On August 9, Ferguson, Missouri Police Officer Darren Wilson gunned down 18-year-old African American Michael Brown. Since that fateful day, people across the country have protested against racial profiling, excessive police force, and the failure of the criminal justice system to provide accountability.
The nail in the coffin of "equal justice under law" came on November 24, when the St. Louis County grand jury refused to indict Wilson for any criminal charges in the shooting death of Brown. In a virtually unprecedented move, St. Louis Prosecutor Robert McCulloch in effect deputized the grand jurors to sit as triers of fact as in a jury trial.
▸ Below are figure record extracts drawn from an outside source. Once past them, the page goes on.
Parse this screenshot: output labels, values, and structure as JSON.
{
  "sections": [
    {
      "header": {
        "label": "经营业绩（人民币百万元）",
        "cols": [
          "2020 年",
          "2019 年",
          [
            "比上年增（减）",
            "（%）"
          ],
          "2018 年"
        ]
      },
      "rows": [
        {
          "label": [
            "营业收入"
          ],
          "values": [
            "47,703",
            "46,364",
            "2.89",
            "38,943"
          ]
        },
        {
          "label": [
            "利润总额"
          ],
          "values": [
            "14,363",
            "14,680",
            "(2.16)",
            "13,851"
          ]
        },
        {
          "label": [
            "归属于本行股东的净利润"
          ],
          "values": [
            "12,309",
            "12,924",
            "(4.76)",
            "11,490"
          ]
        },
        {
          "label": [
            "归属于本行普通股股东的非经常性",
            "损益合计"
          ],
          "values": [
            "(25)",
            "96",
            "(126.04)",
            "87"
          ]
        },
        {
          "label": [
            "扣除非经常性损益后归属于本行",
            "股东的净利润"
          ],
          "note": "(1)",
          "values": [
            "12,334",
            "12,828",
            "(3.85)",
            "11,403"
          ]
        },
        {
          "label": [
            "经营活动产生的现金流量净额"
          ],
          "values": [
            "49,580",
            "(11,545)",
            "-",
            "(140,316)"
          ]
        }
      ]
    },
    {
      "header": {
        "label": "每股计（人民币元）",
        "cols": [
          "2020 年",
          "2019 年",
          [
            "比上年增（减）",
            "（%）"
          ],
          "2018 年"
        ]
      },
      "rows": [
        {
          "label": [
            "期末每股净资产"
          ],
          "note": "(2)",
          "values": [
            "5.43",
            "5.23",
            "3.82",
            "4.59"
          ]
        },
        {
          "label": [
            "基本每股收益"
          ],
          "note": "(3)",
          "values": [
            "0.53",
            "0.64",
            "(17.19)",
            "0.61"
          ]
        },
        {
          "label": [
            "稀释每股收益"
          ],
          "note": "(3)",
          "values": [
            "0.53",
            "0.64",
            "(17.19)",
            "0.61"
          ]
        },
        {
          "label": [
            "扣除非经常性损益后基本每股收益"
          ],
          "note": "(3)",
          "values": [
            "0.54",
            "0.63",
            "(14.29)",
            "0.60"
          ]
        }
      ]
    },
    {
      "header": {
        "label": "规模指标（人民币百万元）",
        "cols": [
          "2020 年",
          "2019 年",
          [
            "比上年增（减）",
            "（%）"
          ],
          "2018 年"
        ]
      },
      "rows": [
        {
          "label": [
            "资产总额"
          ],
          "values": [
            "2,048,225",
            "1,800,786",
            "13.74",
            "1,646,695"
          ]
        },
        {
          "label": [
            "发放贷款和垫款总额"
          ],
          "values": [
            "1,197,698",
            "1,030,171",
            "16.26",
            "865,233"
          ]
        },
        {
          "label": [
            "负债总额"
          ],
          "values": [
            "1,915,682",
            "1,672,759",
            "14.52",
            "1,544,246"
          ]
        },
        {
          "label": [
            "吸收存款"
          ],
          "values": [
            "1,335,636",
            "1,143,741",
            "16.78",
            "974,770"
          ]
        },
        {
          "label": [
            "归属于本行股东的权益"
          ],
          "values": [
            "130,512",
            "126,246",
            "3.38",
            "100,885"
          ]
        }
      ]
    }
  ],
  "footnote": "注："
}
In a normal grand jury proceeding, the prosecutor presents evidence for a few days and then asks the grand jurors to return an indictment, which they nearly always do. Of 162,000 federal cases in 2010, grand juries failed to indict in only 11 of them, according the Bureau of Justice Statistics.
The standard of proof for a grand jury to indict is only probable cause to believe the suspect committed a crime. It is not proof beyond a reasonable doubt, which is required for conviction at trial. Yet McCulloch's team presented testimony and documents to the panel for three months, evidence not subjected to adversarial testing by cross-examination.
The prosecutor did not ask these grand jurors for an indictment. They were left to sift through the evidence on their own, with no prosecutorial guidance about what to charge. Indeed, the transcripts indicated that prosecutors asked Wilson gentle, leading questions designed to bolster his self-defense claim. For example, a prosecutor told Wilson, "You felt like your life was in jeopardy," followed by, "And use of deadly force was justified at that point, in your opinion?" But prosecutors rigorously challenged witnesses who contradicted Wilson's testimony.
The prosecutor didn't have to send the case to the Grand Jury.